Java hidden gem: CopyOnWriteArrayList()

CopyOnWriteArrayList() is a cousin of the well-known ArrayList() class.

ArrayList is often used for storing items. On my case, I had been working on a multi-threaded program that shared a common ArrayList.

In order to improve performance, every now and then I would like to remove some of the items on this list when matched some criteria. In the past I would use the Iterator() class to iterate through item using the iterator.next() function.

To remove an item I'd just call iterator.delete(). However, this approach was failing for some odd reason:
java.util.ConcurrentModificationException at java.util.AbstractList$Itr.checkForComodification (AbstractList.java:372)
I tried to place synchronized on the relevant methods but processing just got slower, not solving the error failure.

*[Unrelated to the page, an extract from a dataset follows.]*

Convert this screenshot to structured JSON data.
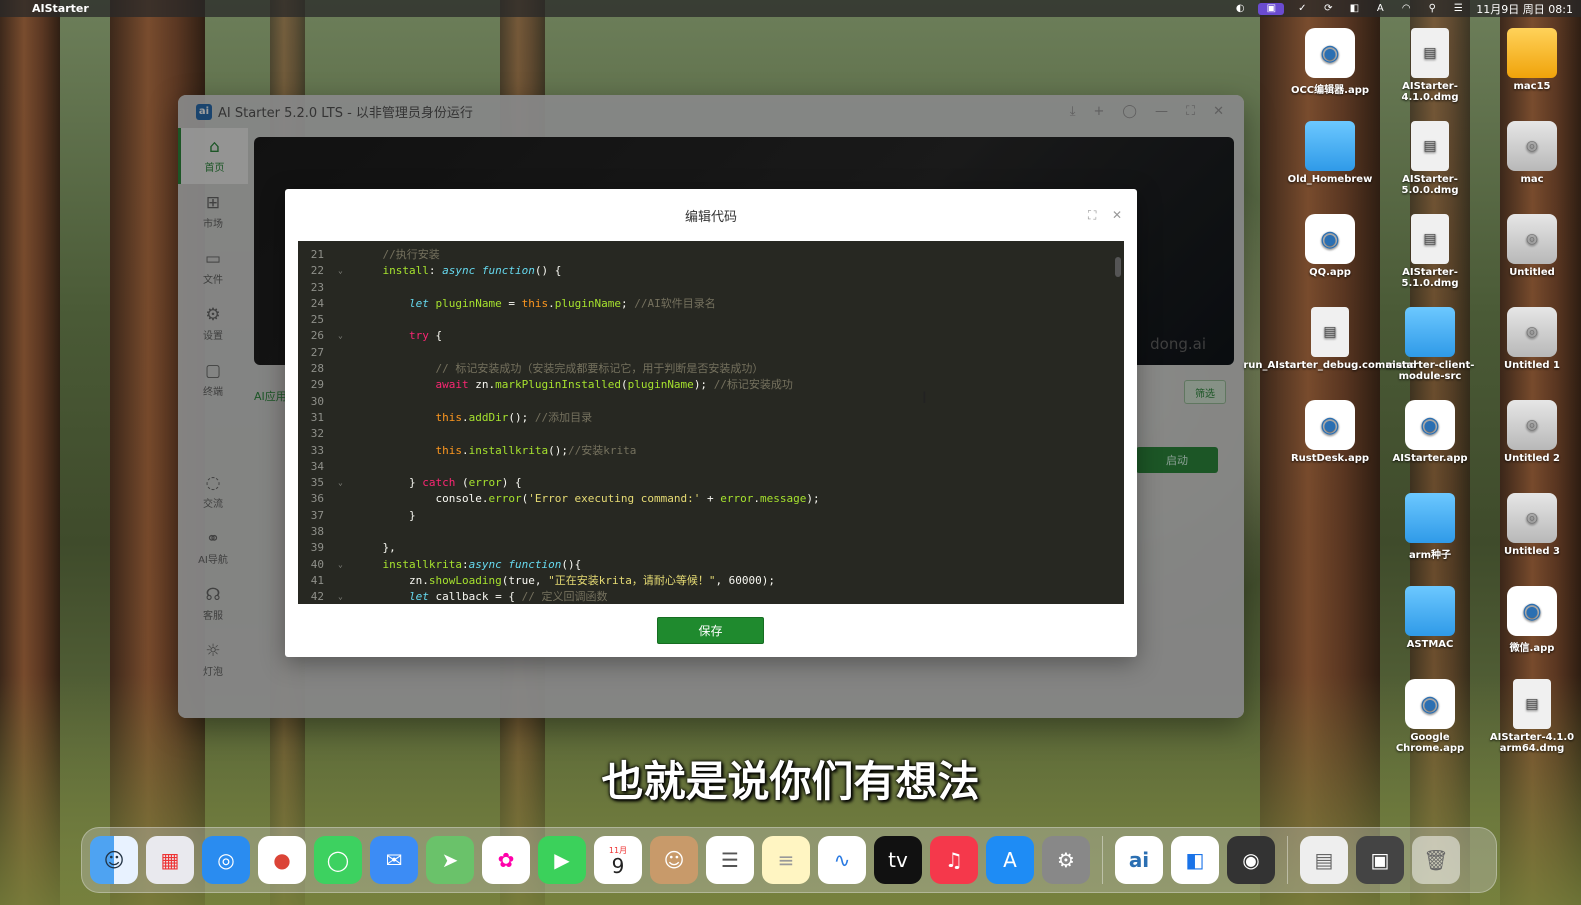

So, what else can one try? Looking around the web I've found the not-so-known CopyOnWriteArrayList() and to my surprise solved the problem with a nice performance boost.

Works in the same manner as a typical Arraylist but doesn't synchronize the items when they are removed. To remove items I use a second Arraylist that is decoupled and place the items to remove there. Then, an independent status thread is running in interval loops of three seconds to check if this second Arraylist has any items, removing them from the main list in asynchronous manner.

All in all, running the code in multi-threaded mode and adopting CopyOnArrayWriteArrayList() reduced the overall processing time for 17 million lines of data from 30 minutes to around 10 minutes, an average of 30k lines/second. The text database used as example is sized in 12,3 Gb and contains 2.5 billion snippets that are compared against 164 methods of my test sample.

This translates to roughly 41 billion comparisons taking place in 10 minutes.

As reference, when my computer is just reading the lines without any processing then it reaches an average speed of 140k lines/second, this value reveals the upper I/O limit expected as disk bandwidth. The speed of 30k lines/second occurs (probably) due to CPU limitations (an i7 core) when doing similarity comparisons between strings.


The performance is not bad, but at this point I'm running out of ideas on how to further bring down the processing time. The bottleneck is still the comparison algorithm, I've already wrote a cheaper/dirty version of Levensthein's algorithm for faster comparisons but still is not enough.


Any ideas?


EDIT

After some more time looking on performance I've noted that comparison of two strings was being made using String objects. There was redundant transformation back and forth between char[] and String objects. The code was modified to run using only char[] arrays. Speed was doubled, is now averaging 60k lines/second, taking 5 minutes to complete the same processing because less stress is placed on the CPU.